Ainsi, pour Alger, la participation aux discussions ne vise pas uniquement l’issue du conflit saharien, loin s’en faut. Elle cherche avant tout des garanties fermes que, une fois le dossier du Sahara clos sur la base d’une autonomie sous souveraineté marocaine, Rabat ne revendiquera pas les territoires séculairement marocains et rattachés à l’Algérie française.

Neutraliser toute revendication marocaine

Cette obsession frontalière ne date pas d’hier. Elle remonte à la naissance même de l’Algérie indépendante. Les archives françaises du Service de documentation extérieure et de contre-espionnage (SDECE) révèlent un document officiel de 1966 relatif à la position algérienne sur le Sahara dit «occidental», lors de la conférence d’Addis-Abeba organisée par l’Organisation de l’unité africaine (OUA), prédécesseur de l’Union africaine.

À cette époque, le président Ahmed ben Bella venait d’être renversé par Houari Boumediene. Le tournant stratégique est net. Le représentant algérien y affirme qu’il est «illusoire d’accorder l’indépendance à un territoire dont la population ne compte que 50.000 habitants» et que «l’Algérie ne pouvait se désintéresser du destin du Sahara espagnol». En clair, en 1966, Alger (oui oui, la Mecque des révolutionnaires) soutenait le maintien de la présence espagnole au Sahara afin de contrer les revendications marocaines.

Plus encore, Houari Boumediene déclarait que «l’Algérie a besoin d’une ouverture sur l’Atlantique». Cette ambition géo-économique, visant à désenclaver le vaste territoire désertique algérien, révèle que la question saharienne n’a jamais été idéologique: elle relevait d’un calcul articulé autour des frontières, de l’accès maritime et de l’animosité envers le Maroc.

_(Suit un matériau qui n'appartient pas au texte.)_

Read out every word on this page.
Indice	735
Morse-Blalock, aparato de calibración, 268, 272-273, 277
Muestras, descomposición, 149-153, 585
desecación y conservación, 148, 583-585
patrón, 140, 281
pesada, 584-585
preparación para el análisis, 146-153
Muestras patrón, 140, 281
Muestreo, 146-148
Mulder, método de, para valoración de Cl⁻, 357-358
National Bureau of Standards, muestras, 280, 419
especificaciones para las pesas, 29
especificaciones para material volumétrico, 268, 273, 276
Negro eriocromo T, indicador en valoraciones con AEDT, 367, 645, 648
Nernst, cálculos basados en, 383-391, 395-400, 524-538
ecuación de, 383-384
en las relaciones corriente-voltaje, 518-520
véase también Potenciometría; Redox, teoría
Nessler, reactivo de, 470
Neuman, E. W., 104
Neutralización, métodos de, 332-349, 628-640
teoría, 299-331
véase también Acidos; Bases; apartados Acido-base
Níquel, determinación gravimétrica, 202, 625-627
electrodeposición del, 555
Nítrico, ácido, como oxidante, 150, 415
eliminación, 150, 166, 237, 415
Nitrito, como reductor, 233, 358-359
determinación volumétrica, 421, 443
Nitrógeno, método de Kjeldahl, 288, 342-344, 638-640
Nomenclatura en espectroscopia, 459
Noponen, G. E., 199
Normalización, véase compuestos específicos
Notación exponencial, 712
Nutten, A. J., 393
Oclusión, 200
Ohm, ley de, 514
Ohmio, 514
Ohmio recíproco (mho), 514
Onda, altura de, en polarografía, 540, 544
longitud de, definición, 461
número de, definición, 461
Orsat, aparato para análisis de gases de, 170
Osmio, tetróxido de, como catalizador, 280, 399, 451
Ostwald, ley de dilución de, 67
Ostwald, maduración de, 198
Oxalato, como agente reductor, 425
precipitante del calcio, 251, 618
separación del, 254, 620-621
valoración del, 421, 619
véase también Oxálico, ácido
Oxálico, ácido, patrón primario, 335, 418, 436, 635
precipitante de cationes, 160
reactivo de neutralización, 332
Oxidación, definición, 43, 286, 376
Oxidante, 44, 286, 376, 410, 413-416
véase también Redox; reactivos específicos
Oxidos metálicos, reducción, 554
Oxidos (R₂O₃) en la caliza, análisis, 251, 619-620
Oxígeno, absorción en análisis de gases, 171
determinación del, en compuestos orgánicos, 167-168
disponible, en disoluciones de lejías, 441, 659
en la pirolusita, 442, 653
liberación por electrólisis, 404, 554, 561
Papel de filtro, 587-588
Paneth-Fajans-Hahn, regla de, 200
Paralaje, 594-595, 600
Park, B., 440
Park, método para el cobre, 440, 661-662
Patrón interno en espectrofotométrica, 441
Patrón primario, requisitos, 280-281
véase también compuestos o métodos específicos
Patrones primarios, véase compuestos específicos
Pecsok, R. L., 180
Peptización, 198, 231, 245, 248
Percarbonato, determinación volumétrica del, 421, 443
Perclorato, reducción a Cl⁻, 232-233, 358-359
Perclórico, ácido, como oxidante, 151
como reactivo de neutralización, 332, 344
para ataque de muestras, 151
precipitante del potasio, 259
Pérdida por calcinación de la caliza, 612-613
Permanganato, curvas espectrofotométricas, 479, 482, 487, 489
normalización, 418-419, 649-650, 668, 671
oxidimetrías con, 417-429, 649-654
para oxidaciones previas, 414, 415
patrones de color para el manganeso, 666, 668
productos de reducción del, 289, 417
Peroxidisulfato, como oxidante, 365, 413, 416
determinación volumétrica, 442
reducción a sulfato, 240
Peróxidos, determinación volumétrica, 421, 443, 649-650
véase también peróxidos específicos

Dès lors, le soutien ultérieur au Polisario s’inscrit dans une continuité, celle d’empêcher le Maroc de consolider une profondeur susceptible, à terme, de raviver la question du Sahara oriental.

Washington en garant?

Comme en 1966, le régime algérien se désintéresse aujourd’hui de la population sahraouie et dévoile ses véritables motivations tout en ayant fait le deuil sur un accès à l’Atlantique: toute solution devra intégrer des garanties explicites sur l’intangibilité des frontières héritées de la colonisation. Comme le souligne l’analyse, «continuer à réunir l’ensemble des parties, y compris l’Algérie, en prenant en considération leurs préoccupations fondamentales sera déterminant pour obtenir des résultats. Cela suppose également de préserver la discrétion des pourparlers, condition essentielle pour consolider la confiance entre les acteurs et préparer un éventuel déblocage».

Comprendre également que si chape de plomb il y a sur le contenu des négociations en cours, c’est à la demande de l’Algérie qui cache jusqu’ici son jeu.

Les États-Unis sont ainsi placés en position d’arbitre et, implicitement, de garant. Pour Alger, il s’agit d’obtenir l’assurance que le Maroc, une fois le conflit plié, ne revendiquera pas les territoires qu’il considère historiquement siens et qui furent intégrés à l’Algérie durant la période coloniale.

On peut conclure beaucoup de choses de cette demande expresse d’un parapluie américain, mais l’un des enseignements qui revêt le plus d’acuité, c’est que la fameuse question de «principe» dont se prévaut le régime algérien disparait quand l’heure de vérité est proche. Le soutien financier, politique et militaire d’Alger à «la cause sahraouie» a pour objectif de faire barrage à toute revendication marocaine sur les territoires dont il a été spolié. L’après-Sahara, pour Alger, se joue moins à Laâyoune qu’à Tindouf, Saoura, le Touat, le Gourara et le Tidikelt, dont elle exige désormais, noir sur blanc, la garantie définitive.